Question

\(|2 x-6|=|x|\)

Short answer

The solutions to the absolute value equation are \(x = 6\) and \(x = 2\).

Step-by-step solution

Isolate the Absolute Value Equations

To begin, split the equation into its two possible cases forming: \(2x - 6 = x\) and \(2x - 6 = -x\).

Solving for \(x\) in the first equation

The first equation \(2x - 6 = x\) simplifies to \(x = 6\).

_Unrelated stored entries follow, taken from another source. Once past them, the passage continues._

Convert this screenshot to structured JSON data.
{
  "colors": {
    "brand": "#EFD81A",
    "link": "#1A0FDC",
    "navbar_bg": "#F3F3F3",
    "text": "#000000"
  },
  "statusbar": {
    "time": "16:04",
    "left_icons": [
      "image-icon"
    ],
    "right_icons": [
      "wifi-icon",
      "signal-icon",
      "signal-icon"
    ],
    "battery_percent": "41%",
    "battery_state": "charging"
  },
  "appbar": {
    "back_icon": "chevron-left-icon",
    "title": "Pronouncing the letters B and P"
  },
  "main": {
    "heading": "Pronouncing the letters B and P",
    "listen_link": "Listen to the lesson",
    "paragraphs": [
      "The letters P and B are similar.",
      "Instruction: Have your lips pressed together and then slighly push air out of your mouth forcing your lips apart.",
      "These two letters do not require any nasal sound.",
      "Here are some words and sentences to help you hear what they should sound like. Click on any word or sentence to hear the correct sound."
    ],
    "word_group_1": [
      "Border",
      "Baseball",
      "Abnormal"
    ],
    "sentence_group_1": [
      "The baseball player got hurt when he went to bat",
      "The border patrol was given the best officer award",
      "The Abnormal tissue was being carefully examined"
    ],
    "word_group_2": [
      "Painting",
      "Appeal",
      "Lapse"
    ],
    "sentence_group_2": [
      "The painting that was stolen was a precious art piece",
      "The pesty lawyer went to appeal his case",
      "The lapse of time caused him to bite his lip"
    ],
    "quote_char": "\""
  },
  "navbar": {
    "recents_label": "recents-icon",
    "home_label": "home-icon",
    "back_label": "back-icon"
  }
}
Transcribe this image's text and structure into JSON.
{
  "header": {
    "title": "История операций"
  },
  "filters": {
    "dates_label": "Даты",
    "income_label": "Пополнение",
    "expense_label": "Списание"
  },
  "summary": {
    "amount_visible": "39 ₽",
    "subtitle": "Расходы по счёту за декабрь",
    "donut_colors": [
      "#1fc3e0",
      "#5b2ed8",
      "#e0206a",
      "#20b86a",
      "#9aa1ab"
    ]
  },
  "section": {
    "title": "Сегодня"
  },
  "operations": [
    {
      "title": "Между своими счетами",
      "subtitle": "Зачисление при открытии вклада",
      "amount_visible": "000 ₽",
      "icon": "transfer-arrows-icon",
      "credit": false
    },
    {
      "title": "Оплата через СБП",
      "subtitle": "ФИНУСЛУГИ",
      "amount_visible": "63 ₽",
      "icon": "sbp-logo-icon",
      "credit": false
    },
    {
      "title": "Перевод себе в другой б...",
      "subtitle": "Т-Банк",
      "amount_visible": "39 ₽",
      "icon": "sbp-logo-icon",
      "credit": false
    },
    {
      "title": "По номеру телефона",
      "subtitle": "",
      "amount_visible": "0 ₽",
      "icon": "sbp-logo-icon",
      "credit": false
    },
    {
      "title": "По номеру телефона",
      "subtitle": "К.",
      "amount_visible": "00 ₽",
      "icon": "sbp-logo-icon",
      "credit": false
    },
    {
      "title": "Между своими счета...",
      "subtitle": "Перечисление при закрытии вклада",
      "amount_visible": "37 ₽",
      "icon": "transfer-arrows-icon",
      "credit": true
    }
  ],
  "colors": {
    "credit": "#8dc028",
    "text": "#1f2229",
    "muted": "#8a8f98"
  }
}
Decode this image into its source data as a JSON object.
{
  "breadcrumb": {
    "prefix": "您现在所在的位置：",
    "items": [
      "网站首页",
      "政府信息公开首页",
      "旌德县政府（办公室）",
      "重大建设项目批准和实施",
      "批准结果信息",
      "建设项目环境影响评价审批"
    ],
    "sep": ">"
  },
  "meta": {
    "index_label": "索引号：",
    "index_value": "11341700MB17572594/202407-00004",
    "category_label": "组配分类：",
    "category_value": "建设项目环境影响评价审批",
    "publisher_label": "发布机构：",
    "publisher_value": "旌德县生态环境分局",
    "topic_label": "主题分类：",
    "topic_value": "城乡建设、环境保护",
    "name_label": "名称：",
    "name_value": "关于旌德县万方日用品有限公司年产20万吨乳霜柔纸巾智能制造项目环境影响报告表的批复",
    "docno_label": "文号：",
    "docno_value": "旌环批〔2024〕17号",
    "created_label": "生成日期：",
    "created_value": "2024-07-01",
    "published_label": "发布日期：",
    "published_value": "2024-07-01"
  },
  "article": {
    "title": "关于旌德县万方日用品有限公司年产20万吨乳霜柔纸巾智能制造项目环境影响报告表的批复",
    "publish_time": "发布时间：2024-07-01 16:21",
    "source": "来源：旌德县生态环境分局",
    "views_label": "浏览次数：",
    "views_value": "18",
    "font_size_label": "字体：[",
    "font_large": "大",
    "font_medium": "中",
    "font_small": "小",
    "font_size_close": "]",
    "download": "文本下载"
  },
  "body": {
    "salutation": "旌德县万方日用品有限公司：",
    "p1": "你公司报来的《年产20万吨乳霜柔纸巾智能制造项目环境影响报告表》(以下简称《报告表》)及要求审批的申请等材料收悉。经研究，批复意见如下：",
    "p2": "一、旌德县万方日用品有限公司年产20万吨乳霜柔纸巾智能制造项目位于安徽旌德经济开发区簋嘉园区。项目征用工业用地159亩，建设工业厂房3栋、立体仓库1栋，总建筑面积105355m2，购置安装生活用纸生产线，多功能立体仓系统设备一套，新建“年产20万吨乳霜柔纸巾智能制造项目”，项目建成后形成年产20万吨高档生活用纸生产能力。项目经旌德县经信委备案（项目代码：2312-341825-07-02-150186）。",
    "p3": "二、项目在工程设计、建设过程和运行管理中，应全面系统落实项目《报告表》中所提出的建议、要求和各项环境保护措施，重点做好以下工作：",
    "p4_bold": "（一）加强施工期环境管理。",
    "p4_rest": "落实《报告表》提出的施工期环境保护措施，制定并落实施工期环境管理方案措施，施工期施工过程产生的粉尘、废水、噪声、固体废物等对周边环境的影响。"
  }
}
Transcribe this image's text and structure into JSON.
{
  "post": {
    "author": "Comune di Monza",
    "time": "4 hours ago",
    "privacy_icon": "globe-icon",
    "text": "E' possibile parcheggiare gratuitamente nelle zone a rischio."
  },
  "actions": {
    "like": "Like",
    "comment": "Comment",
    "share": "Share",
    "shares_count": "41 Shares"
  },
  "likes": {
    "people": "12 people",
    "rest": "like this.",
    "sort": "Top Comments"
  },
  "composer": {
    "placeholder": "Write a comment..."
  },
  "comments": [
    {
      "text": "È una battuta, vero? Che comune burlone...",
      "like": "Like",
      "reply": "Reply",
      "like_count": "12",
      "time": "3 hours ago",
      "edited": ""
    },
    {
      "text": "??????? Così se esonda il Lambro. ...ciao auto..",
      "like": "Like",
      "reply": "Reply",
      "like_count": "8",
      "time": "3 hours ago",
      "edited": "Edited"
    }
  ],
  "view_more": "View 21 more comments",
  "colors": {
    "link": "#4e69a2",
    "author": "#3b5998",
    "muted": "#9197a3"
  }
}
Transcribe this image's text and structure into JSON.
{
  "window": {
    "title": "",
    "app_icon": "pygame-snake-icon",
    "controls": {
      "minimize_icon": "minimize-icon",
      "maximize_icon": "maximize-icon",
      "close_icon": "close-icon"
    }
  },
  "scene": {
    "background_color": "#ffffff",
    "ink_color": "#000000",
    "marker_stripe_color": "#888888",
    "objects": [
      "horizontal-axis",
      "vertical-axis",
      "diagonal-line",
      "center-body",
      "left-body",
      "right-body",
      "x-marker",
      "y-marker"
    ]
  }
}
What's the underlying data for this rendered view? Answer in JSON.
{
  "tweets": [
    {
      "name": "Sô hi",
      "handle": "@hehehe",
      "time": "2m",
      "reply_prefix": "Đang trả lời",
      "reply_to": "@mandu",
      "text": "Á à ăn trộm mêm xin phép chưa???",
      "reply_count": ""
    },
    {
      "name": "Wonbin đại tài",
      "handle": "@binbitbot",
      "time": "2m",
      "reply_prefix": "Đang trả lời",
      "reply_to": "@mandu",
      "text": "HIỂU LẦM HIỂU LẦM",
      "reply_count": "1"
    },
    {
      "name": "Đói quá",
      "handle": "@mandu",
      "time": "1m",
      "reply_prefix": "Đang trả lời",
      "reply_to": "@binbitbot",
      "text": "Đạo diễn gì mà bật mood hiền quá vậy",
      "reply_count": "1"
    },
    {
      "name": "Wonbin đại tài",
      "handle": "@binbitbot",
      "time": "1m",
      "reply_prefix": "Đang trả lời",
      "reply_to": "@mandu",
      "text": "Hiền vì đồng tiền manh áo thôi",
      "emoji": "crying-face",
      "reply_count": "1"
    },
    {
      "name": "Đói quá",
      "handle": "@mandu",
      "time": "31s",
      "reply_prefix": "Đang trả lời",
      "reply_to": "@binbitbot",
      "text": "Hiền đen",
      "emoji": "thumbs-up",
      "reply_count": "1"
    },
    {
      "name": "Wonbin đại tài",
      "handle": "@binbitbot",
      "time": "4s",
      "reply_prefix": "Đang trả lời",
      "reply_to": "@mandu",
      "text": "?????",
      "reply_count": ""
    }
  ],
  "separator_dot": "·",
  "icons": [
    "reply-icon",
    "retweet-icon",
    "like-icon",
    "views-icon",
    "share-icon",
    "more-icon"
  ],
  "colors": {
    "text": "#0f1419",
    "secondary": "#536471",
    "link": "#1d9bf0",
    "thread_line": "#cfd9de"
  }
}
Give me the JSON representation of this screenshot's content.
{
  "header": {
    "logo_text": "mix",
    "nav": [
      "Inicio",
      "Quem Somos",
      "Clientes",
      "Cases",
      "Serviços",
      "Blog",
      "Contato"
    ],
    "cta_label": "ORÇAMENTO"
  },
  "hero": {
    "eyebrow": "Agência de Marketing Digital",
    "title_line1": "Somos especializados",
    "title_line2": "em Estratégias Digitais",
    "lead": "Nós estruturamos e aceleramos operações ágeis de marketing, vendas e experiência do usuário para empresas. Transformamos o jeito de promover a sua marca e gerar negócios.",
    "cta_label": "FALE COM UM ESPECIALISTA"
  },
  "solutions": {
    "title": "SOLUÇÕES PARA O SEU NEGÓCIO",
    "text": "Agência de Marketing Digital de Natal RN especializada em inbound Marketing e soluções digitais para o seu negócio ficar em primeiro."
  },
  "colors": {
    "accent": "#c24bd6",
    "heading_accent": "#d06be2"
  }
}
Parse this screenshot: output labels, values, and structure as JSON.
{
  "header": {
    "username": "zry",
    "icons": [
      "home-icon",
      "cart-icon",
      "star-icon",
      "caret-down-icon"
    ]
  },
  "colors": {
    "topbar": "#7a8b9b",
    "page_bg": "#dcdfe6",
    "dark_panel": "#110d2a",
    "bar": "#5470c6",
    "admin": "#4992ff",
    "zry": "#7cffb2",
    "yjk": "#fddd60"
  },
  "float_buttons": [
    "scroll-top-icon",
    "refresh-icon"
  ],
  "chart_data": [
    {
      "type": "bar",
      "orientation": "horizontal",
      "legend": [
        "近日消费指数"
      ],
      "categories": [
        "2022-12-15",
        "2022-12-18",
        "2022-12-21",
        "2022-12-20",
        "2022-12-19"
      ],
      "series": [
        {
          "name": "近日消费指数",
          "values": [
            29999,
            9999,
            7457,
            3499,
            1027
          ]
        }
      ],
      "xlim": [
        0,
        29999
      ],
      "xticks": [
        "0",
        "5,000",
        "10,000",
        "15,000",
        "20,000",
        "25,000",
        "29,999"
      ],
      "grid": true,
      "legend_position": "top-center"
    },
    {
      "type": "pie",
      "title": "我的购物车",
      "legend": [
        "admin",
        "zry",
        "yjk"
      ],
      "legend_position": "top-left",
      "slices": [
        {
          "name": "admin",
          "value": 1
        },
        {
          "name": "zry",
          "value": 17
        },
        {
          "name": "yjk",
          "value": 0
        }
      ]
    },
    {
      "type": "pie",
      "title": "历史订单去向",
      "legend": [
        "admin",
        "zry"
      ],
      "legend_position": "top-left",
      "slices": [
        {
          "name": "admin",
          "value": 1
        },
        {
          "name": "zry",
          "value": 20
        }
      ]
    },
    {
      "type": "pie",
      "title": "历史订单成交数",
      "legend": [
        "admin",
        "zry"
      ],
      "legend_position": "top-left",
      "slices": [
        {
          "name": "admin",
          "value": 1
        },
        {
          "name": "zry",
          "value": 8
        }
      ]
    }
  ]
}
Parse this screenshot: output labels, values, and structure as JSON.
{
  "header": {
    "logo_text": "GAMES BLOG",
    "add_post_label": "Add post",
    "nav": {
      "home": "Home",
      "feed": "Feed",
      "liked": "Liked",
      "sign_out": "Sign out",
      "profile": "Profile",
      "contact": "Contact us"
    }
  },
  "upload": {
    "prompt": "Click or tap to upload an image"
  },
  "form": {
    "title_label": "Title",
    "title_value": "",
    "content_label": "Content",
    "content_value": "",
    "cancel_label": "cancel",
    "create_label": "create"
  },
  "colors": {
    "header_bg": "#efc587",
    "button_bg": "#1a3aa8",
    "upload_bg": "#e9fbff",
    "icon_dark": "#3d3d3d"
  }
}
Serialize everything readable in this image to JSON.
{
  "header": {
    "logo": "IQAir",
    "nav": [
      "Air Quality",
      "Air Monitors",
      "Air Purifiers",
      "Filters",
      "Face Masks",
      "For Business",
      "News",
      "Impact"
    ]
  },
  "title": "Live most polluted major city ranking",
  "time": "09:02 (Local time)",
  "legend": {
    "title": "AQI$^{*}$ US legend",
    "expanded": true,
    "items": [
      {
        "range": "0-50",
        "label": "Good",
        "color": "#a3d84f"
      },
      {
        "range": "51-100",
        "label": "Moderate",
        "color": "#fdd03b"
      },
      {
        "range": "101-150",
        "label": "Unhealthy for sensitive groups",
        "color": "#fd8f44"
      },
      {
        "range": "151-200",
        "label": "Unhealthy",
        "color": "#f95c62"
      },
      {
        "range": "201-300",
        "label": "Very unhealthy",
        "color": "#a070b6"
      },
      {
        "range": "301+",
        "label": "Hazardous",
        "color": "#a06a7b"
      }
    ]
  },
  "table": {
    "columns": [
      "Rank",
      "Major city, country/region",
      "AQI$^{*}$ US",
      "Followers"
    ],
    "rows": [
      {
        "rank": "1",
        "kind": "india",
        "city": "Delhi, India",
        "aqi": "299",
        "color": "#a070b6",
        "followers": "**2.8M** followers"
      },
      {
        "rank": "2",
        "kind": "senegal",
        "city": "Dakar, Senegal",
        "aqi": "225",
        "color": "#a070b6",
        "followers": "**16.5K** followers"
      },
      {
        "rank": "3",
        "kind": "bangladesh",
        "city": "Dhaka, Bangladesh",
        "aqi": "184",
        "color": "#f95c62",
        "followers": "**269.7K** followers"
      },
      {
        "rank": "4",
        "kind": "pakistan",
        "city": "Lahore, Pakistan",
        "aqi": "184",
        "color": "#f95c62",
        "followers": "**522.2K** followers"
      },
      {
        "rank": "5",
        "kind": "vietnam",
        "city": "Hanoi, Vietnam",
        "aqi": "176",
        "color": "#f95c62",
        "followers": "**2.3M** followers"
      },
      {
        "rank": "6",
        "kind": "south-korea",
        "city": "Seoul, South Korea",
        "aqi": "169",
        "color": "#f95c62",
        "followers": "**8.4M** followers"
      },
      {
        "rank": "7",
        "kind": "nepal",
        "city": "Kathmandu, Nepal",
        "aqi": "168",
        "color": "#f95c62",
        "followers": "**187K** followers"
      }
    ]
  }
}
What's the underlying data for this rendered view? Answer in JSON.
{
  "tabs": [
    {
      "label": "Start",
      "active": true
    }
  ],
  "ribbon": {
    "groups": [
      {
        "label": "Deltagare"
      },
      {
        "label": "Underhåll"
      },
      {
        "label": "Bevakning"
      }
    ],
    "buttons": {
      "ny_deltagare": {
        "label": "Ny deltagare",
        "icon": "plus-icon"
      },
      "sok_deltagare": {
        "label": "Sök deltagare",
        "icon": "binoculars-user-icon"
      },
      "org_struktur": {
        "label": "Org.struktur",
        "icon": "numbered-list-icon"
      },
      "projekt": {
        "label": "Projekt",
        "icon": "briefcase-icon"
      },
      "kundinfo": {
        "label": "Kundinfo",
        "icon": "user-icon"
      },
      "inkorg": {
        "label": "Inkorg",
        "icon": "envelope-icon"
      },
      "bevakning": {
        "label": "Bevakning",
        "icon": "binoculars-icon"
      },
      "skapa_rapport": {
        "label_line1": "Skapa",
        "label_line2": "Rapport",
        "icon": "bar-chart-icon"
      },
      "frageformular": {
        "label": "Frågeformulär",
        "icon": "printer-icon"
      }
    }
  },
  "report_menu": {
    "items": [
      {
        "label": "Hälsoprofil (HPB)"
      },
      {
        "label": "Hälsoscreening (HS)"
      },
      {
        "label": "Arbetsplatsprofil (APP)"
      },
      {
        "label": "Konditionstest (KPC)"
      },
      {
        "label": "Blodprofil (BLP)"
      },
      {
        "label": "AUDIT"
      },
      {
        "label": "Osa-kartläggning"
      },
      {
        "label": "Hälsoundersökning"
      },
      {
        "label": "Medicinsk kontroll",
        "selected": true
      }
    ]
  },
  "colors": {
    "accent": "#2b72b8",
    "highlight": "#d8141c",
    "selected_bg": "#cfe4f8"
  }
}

Solving for \(x\) in the second equation

The second equation \(2x - 6 = -x\) simplifies to \(x = 2\).

Key concepts

Algebra

Algebra is a branch of mathematics that deals with symbols and the rules for manipulating these symbols. These symbols represent numbers and quantities in equations and expressions. For example, in our given problem, both sides of the equation

• \(|2x-6| = |x|\)

involve algebraic expressions. The vertical bars represent absolute value, which is a fundamental concept in algebra. Absolute value refers to the distance of a number from zero on the number line, regardless of direction. This means that \(|a| = a\) if \(a\) is positive, and \(|a| = -a\) if \(a\) is negative. Understanding absolute values allows us to manipulate equations in a way that accounts for both positive and negative solutions.

Equation Solving

Equation solving involves finding the value of variables that make the equation true. In this particular problem, we are solving for the variable \(x\). This involves isolating \(x\) within two distinct equations derived from the absolute value setup:

• \(2x - 6 = x\)
• \(2x - 6 = -x\)

For the first equation, we rearrange and simplify the equation to find \(x = 6\), by subtracting \(x\) from both sides, leading to \(2x - x = 6\).
For the second equation, we follow similar steps and simplify it to get \(x = 2\), which involves adding \(x\) to both sides, resulting in \(2x + x = 6\). This process shows that two different values of \(x\) satisfy the original absolute value equation.

Mathematical Solutions

Mathematical solutions are the answers or resolutions to problems expressed in mathematical terms. To reach these solutions, we often have to apply structured logic and processes, such as solving equations. For absolute value equations, like

• \(|2x-6| = |x|\)

the process of finding solutions involves handling both potential cases that arise from the absolute value properties.
This results in two separate linear equations to solve. Each gives a potential solution to the original problem. The solutions \(x = 6\) and \(x = 2\) were found by treating the absolute value equation distinctly for its positive and negative implications. By applying these procedures, one can determine all possible solutions to the equation, verifying each within the original equation framework.